National Treasure director Jon Turteltaub is to helm Meg, an upcoming adaptation of science-fiction thriller Meg: A Novel Of Deep Terror.
Disney snapped up the rights the same year in which the book was published (1997), which prompted Warner Bros to hurry production on their critically-panned shark-based movie Deep Blue Sea. Since that time, Meg has gone through various drafts and various studios, and has looked like it might be made more than once. However now it really appears as if it's stopped treading water and last year, thanks to Jurassic World's monster success, it reared up again with Hostel director Eli Roth considering directing.
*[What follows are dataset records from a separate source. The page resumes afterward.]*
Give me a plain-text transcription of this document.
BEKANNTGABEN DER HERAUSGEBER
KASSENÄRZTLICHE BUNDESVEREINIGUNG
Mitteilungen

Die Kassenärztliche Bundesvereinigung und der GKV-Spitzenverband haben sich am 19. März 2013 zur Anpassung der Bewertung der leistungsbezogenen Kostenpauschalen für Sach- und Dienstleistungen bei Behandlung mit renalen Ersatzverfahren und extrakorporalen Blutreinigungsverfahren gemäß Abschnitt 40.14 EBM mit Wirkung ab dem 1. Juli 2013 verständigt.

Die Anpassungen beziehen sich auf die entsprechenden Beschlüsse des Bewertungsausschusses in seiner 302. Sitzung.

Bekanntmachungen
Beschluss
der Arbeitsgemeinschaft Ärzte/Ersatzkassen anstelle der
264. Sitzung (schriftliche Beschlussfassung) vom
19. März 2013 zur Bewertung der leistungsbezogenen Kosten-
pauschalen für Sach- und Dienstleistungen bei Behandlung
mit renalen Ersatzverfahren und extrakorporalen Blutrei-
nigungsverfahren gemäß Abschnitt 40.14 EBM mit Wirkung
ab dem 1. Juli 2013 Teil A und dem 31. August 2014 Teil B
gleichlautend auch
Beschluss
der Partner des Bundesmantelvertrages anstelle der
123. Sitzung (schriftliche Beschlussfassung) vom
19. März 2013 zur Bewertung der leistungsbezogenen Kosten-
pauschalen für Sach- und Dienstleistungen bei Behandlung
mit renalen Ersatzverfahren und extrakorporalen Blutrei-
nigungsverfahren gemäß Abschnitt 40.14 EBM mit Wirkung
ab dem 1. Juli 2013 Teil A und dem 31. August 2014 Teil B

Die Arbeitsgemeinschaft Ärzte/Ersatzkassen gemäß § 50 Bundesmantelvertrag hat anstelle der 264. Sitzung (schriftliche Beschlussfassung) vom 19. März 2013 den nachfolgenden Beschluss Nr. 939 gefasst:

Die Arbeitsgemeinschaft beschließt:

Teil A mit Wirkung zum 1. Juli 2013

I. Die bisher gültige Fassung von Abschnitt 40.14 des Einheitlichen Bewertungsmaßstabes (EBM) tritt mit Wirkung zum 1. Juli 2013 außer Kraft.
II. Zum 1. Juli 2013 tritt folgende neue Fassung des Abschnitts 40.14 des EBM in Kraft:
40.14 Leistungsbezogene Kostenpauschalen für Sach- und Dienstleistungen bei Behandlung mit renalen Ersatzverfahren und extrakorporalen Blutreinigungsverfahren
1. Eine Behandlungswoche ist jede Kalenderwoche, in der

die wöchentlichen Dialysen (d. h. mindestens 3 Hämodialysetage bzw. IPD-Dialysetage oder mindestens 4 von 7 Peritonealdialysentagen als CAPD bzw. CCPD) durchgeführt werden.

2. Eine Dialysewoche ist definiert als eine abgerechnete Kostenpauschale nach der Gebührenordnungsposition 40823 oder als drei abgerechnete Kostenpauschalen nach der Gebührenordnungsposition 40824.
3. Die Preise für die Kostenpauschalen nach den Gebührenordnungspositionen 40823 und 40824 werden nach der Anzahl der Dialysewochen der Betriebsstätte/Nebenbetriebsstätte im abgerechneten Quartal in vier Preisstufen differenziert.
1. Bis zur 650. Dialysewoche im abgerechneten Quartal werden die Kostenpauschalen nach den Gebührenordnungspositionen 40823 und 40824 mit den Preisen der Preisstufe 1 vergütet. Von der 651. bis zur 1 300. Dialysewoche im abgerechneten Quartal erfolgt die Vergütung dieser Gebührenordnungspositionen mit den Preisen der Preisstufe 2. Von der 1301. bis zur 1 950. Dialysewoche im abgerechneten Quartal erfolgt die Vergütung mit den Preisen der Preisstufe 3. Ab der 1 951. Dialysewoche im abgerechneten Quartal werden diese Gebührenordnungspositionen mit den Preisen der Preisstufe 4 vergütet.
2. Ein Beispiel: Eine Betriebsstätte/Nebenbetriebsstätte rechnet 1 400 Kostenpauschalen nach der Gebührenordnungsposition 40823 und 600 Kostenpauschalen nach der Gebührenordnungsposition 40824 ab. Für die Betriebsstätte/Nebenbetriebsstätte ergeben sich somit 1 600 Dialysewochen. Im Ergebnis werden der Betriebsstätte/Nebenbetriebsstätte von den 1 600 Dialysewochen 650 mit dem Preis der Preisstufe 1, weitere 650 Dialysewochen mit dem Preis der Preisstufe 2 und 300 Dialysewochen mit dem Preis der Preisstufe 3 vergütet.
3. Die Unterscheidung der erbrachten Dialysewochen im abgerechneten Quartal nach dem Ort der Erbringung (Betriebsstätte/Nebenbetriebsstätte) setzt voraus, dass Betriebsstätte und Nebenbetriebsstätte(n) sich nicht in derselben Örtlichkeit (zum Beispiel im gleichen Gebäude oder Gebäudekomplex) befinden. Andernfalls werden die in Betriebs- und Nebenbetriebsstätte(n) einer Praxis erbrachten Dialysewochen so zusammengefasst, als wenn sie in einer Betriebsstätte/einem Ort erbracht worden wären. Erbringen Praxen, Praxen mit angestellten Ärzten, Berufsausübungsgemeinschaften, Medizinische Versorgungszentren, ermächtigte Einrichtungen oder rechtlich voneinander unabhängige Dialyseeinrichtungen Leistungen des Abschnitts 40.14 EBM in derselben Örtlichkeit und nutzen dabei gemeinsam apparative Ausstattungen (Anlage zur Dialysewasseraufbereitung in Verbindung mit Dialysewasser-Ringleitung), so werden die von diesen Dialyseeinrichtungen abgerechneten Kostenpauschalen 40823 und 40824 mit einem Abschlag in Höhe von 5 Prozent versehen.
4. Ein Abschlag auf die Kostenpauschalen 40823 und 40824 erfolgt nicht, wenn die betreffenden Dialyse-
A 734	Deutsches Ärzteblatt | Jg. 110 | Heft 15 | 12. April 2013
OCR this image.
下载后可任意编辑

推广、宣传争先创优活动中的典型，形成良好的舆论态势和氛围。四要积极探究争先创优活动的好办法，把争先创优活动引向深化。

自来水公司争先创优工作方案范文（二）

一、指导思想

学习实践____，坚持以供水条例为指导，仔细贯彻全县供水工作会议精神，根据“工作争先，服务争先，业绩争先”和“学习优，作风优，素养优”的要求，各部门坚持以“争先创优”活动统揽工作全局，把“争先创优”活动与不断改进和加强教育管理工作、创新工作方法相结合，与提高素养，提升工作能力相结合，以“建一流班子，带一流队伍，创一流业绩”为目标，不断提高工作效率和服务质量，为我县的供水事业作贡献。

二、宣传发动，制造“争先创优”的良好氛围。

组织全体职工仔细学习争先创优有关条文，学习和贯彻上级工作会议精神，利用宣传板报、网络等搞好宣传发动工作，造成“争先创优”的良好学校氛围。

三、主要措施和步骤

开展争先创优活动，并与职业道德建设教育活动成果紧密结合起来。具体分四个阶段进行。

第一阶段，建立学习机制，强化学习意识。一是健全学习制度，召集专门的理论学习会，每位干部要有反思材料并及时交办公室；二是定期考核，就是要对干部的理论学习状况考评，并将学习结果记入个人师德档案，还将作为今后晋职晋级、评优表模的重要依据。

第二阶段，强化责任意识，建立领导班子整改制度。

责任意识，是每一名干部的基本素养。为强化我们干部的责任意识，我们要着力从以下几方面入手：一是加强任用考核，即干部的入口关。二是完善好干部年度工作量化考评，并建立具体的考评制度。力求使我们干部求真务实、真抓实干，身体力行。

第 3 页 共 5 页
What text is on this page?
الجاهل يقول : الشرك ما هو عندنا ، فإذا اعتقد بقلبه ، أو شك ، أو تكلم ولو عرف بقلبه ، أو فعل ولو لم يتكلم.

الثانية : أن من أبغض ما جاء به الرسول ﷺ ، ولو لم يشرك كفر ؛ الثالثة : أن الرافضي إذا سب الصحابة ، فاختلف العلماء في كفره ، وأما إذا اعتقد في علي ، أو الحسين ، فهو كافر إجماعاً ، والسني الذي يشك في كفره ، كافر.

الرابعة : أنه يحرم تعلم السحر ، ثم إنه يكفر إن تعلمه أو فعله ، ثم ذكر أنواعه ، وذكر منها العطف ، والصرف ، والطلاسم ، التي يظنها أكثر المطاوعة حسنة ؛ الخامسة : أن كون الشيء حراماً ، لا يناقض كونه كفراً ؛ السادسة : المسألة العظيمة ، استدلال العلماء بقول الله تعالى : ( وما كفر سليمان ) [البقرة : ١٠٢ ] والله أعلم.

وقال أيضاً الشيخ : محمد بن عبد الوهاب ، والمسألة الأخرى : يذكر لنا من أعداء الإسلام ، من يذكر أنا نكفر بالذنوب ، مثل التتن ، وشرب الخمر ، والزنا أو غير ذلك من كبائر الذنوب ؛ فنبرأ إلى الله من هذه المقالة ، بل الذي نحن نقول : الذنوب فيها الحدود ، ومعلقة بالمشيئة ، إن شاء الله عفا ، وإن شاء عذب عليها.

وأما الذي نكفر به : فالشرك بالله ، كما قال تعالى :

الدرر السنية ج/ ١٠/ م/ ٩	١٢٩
He has since dropped out of the project.
For those unfamiliar with the 1997 source novel written by Steve Atlen, it tells the story of two men – United States Navy deep sea diver Jonas Taylor and old friend Masao Tanaka – who have to stop a group of ancient megalodons (aka 60-foot giant sharks) that have survived to the present day from escaping the Mariana Trench and heading to California's coastline.
As you may have guessed, the pair turn out to be less than successful in containing all the creatures, and that's when going back into the water becomes a much more foolish idea than forgetting to squirt on some sun cream when you're planning a beach day. For the new version of the film, the location has been switched to China rather than California, a move that has helped score the country's Gravity Pictures to share in the production costs.
At the moment, the development sits with Warner Bros, working with a script by Dean Georgaris (The Manchurian Candidate), producers Belle Avery, Lorenzo di Bonaventura and Colin Wilson on board and potential director Turteltaub. But it's still quite up in the air as to whether it will truly make it out of the depths just yet.